Tongues of Fire

by Fr. Roger J. Landry - May 13, 2005

From the time I was a boy, I have always been fascinated by the feast of Pentecost.

When I was in grammar school, the wonder had to do with the fact that Pentecost is the "birthday of the Church," and, as every child knows, birthdays are supremely important.

When I got older and began my immediate preparation for the Sacrament of Confirmation, I was amazed by something else: the way God the Holy Spirit chose to descend upon the apostles and disciples in the Upper Room.

God does everything for a reason and I began to ask why God the Holy Spirit willed to come down as tongues of fire, rather than — as my active imagination suggested — "ice-cold eyeballs" or "tepid big toes" or "sizzling hairy arm pits"?

In my first experience as a baby theologian, I kept asking "Why tongues?" and "Why fire?" Eventually I came to the conclusion that the answer was simple and straightforward. The Holy Spirit came down as tongues because tongues are used for speaking; as fire, because fire is the symbol of passion, of love, of zeal. The Paraclete descended upon the apostles and disciples in this way because he was strengthening them to preach the Gospel with burning love.

That's what they did. The apostles burst through the doors of the Upper Room to share the greatest news ever heard. Everyone could understand what they were saying, because they were proclaiming, with word and body language, the universal idiom of ardent love. The Holy Spirit had worked a miracle in each of the apostles — who 53 days earlier had left the same Upper Room only to betray the Lord — converting them from chickens to shepherds, from apostates to apostles, and from sinners to saints.

And he did more. He turned a group of simple fishermen, tax collectors and relatively uneducated nobodies into preachers capable of doing what Cicero with all his eloquence would have never been able to accomplish: convince down-to-earth, incredulous multitudes that a publicly-executed carpenter from Galilee not only rose from the dead as savior of the world but was calling each of them to follow in His bloody footsteps all the way to heaven.

Three-thousand converted that first day.

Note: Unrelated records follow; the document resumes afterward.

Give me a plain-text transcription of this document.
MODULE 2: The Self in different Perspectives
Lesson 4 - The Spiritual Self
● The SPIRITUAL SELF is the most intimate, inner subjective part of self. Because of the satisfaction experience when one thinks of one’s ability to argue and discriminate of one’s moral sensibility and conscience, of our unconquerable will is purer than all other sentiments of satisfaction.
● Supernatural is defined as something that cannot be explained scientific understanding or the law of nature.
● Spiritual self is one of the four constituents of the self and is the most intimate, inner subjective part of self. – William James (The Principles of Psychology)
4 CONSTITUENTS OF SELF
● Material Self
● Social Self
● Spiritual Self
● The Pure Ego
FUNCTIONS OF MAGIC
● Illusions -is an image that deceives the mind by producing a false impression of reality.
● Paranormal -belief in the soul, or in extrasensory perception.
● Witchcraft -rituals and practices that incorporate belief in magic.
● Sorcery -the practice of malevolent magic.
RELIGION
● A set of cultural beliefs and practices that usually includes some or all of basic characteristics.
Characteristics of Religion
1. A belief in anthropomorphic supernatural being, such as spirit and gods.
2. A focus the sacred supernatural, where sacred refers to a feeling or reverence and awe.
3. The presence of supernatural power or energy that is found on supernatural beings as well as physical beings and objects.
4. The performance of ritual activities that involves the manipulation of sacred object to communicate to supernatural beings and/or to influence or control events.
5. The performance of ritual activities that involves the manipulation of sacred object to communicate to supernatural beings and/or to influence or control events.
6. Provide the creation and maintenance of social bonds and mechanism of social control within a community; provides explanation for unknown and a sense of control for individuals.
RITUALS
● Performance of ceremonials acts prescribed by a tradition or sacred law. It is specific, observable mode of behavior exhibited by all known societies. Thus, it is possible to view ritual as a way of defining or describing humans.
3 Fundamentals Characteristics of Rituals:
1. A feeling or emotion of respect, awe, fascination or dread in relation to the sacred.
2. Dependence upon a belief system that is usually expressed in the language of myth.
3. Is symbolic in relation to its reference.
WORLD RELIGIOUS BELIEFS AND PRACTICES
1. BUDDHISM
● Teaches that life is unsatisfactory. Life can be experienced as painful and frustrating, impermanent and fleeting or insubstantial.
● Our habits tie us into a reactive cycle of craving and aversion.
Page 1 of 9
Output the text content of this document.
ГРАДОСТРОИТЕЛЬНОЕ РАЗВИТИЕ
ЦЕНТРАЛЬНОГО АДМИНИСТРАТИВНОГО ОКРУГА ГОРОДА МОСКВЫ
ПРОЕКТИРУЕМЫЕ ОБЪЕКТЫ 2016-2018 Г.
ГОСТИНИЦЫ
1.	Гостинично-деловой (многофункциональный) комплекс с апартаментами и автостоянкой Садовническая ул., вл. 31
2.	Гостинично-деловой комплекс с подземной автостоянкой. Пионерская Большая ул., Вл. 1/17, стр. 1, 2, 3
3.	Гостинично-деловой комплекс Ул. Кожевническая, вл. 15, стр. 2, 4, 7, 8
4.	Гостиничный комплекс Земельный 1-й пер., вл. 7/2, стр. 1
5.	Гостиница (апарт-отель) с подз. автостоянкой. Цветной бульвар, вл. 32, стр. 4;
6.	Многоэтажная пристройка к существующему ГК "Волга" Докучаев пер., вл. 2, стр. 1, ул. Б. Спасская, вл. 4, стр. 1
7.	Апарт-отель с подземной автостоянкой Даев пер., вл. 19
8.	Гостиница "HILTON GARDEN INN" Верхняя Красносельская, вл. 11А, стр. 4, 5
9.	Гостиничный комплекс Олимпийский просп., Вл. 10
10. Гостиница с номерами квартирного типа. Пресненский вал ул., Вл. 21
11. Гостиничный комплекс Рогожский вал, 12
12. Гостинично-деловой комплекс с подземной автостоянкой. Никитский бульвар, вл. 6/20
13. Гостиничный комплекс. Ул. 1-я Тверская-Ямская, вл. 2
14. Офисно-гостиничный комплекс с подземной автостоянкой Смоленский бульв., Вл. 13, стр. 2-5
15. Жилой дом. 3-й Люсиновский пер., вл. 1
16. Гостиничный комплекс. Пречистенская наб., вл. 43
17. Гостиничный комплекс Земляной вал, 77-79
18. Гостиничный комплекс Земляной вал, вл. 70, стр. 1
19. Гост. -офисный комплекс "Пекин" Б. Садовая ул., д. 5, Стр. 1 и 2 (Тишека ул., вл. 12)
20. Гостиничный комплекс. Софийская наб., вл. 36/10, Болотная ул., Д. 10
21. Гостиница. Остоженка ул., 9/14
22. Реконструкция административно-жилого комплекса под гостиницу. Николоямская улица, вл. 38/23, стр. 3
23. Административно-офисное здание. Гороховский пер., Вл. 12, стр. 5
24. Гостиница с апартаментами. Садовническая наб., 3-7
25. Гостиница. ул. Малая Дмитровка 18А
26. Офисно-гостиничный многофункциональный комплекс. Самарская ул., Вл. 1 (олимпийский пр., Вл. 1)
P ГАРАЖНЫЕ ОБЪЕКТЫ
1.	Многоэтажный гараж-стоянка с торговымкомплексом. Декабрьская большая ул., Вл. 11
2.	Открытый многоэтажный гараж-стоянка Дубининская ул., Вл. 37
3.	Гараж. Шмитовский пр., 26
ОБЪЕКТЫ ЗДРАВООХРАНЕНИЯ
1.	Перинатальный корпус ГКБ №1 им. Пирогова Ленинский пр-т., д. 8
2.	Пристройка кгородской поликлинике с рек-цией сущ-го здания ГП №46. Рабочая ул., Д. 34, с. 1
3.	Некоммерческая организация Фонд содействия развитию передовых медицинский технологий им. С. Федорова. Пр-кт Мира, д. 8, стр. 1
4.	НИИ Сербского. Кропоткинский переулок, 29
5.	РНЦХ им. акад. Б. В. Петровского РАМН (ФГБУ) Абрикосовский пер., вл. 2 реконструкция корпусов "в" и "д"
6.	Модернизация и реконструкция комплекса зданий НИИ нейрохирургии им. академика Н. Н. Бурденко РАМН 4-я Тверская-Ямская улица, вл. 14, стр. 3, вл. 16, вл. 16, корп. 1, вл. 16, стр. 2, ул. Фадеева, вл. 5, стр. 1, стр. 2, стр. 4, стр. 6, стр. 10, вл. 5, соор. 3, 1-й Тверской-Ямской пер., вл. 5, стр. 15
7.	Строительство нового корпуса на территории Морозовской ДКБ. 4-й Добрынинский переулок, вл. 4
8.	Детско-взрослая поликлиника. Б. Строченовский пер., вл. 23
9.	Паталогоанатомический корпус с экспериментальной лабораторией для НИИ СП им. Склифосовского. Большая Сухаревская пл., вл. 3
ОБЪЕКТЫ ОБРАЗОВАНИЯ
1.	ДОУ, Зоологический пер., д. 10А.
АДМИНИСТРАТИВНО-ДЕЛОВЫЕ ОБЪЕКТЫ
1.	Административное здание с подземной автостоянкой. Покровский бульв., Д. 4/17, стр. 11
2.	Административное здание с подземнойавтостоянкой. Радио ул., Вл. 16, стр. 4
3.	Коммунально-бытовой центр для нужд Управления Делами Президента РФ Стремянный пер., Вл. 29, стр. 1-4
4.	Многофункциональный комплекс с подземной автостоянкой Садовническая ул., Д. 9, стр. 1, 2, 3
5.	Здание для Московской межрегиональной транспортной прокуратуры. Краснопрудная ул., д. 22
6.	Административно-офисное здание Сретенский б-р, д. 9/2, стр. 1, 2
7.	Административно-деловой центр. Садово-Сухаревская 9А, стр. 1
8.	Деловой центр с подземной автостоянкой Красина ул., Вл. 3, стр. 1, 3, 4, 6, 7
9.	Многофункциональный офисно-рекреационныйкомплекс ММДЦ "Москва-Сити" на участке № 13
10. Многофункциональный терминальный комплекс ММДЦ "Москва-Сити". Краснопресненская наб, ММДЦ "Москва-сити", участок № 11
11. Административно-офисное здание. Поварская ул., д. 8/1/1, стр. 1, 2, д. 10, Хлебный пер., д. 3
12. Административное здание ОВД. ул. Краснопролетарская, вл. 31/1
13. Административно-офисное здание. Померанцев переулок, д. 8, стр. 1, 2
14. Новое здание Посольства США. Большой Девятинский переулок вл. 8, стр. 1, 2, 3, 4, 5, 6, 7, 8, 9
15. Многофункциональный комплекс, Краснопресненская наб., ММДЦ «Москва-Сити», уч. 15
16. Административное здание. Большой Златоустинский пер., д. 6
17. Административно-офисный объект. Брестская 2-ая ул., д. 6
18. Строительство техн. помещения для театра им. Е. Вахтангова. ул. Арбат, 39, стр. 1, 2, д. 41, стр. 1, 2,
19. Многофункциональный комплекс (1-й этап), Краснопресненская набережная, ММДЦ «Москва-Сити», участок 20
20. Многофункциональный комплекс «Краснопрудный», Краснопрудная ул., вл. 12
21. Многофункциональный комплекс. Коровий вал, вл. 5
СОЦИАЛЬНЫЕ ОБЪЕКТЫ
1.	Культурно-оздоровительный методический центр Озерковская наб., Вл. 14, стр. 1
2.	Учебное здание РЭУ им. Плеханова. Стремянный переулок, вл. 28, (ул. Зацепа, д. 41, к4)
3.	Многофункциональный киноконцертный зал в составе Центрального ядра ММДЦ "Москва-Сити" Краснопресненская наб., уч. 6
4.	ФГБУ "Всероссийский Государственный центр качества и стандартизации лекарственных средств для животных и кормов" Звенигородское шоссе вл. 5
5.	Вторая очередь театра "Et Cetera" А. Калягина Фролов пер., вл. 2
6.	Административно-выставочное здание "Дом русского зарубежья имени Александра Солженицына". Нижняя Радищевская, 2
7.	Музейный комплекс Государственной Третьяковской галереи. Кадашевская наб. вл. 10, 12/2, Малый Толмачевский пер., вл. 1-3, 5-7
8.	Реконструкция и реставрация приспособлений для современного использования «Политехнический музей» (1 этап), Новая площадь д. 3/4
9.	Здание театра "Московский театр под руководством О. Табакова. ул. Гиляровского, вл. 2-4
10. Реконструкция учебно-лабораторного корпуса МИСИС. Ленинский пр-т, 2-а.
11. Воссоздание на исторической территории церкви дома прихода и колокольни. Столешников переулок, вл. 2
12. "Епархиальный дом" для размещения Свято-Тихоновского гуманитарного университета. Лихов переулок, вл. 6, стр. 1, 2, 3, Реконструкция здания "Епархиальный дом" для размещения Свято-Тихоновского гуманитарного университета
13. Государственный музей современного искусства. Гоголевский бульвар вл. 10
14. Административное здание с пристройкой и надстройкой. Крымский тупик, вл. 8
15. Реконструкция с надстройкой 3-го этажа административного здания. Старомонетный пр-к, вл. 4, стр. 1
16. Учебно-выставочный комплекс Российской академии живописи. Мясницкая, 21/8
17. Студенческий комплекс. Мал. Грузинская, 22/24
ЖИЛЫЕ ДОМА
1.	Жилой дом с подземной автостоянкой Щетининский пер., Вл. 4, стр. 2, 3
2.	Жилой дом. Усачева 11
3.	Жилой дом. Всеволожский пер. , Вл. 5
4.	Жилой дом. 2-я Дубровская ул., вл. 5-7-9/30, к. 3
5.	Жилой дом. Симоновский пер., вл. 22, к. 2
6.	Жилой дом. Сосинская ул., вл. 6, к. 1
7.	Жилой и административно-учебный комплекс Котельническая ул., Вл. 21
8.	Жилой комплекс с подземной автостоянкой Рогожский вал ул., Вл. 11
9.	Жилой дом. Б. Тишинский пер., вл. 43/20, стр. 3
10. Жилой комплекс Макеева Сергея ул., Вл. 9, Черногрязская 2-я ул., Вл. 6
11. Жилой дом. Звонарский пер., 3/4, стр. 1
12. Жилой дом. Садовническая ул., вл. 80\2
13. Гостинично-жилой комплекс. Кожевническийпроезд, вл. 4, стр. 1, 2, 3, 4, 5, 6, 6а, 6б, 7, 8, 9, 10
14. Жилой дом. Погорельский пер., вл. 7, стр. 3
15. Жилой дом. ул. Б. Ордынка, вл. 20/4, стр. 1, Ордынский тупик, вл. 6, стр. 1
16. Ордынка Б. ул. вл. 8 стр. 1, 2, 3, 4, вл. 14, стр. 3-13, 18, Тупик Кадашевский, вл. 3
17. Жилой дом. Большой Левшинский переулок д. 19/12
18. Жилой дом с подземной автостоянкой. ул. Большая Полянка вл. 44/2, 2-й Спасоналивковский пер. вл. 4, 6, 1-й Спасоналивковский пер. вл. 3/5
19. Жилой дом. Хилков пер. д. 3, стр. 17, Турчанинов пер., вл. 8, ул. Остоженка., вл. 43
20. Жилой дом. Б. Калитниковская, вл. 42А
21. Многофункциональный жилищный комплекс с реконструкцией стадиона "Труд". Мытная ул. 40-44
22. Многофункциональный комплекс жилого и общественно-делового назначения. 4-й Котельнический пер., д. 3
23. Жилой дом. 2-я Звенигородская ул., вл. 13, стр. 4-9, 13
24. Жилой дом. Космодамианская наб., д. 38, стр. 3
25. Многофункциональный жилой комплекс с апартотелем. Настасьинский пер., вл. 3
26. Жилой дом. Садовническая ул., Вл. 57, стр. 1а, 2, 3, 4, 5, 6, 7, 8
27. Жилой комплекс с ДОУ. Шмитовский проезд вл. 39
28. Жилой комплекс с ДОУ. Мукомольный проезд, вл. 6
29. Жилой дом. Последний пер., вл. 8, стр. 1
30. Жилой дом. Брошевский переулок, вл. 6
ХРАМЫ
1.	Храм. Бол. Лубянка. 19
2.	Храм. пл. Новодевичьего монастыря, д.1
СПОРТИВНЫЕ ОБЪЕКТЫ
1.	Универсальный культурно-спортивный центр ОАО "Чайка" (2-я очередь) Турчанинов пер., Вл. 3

Countless others, in every country, soon followed. The Church was born and began to grow.

These lessons from the birth of the Church are crucial for us who are now longing for the rebirth of the Church here in Massachusetts. Rather than growing, the Church here seems to be shrinking and some pessimists are claiming it is dying. We're closing parishes. There are fewer priests by the year and even fewer nuns and religious brothers. Many Catholics are not coming to Church. The clergy sex abuse scandal has devastated the Church's credibility to teach the truth and call all people to goodness.

How do we turn these trends around? I'm convinced that the answer lies in "returning to the Upper Room," in following the example of the first apostles. They huddled around Mary, who helped them to learn how to pray perseveringly and how to be docile to the Holy Spirit who was about to overshadow them as He had always overshadowed her.

In our cases, the Holy Spirit has already come upon us in Baptism and in Confirmation. But the tongues of fire, in many of us, have grown cold and mute. The path to the rebirth of the Church will begin when we allow the Holy Spirit to reignite them.

Nineteen years ago, in a Bavarian radio address, our new Holy Father tackled these phenomena and delineated the path of the Church's rebirth. His words have not lost their timeliness.

"What distinguishes the Christian [is] that he has received a tongue of fire in addition to his human nature. That is how the Church came into being. Each person receives the tongue of fire that is wholly and personally his and, as this person, he is a Christian in a unique and inimitable way.

"Admittedly, one who encounters the average Christian today is likely to inquire: 'But where, then, is the tongue of fire?' The words spoken by Christian tongues today are unfortunately anything but fire. … We have no desire to burn either ourselves or others…

"[But] only when we are not afraid of the tongues of fire or of the strong wind that accompanies them does the Church become an icon of the Holy Spirit. And only then does she open the world to the light of God."

Like his predecessor and like his divine Boss, Pope Benedict tells us: "Do not be afraid" to let the Holy Spirit go to work. Then he calls us back to the Upper Room, where Christ feeds us with his body and blood and the Holy Spirit fills us with his fire. This is where and how the Church will be reborn:

"The Church had her origin when the disciples gathered with one mind in the room where they had celebrated the Last Supper and prayed there together. It is thus that she begins over and over again."


Father Roger J. Landry is pastor of St. Anthony of Padua in New Bedford, MA and Executive Editor of The Anchor, the weekly newspaper of the Diocese of Fall River.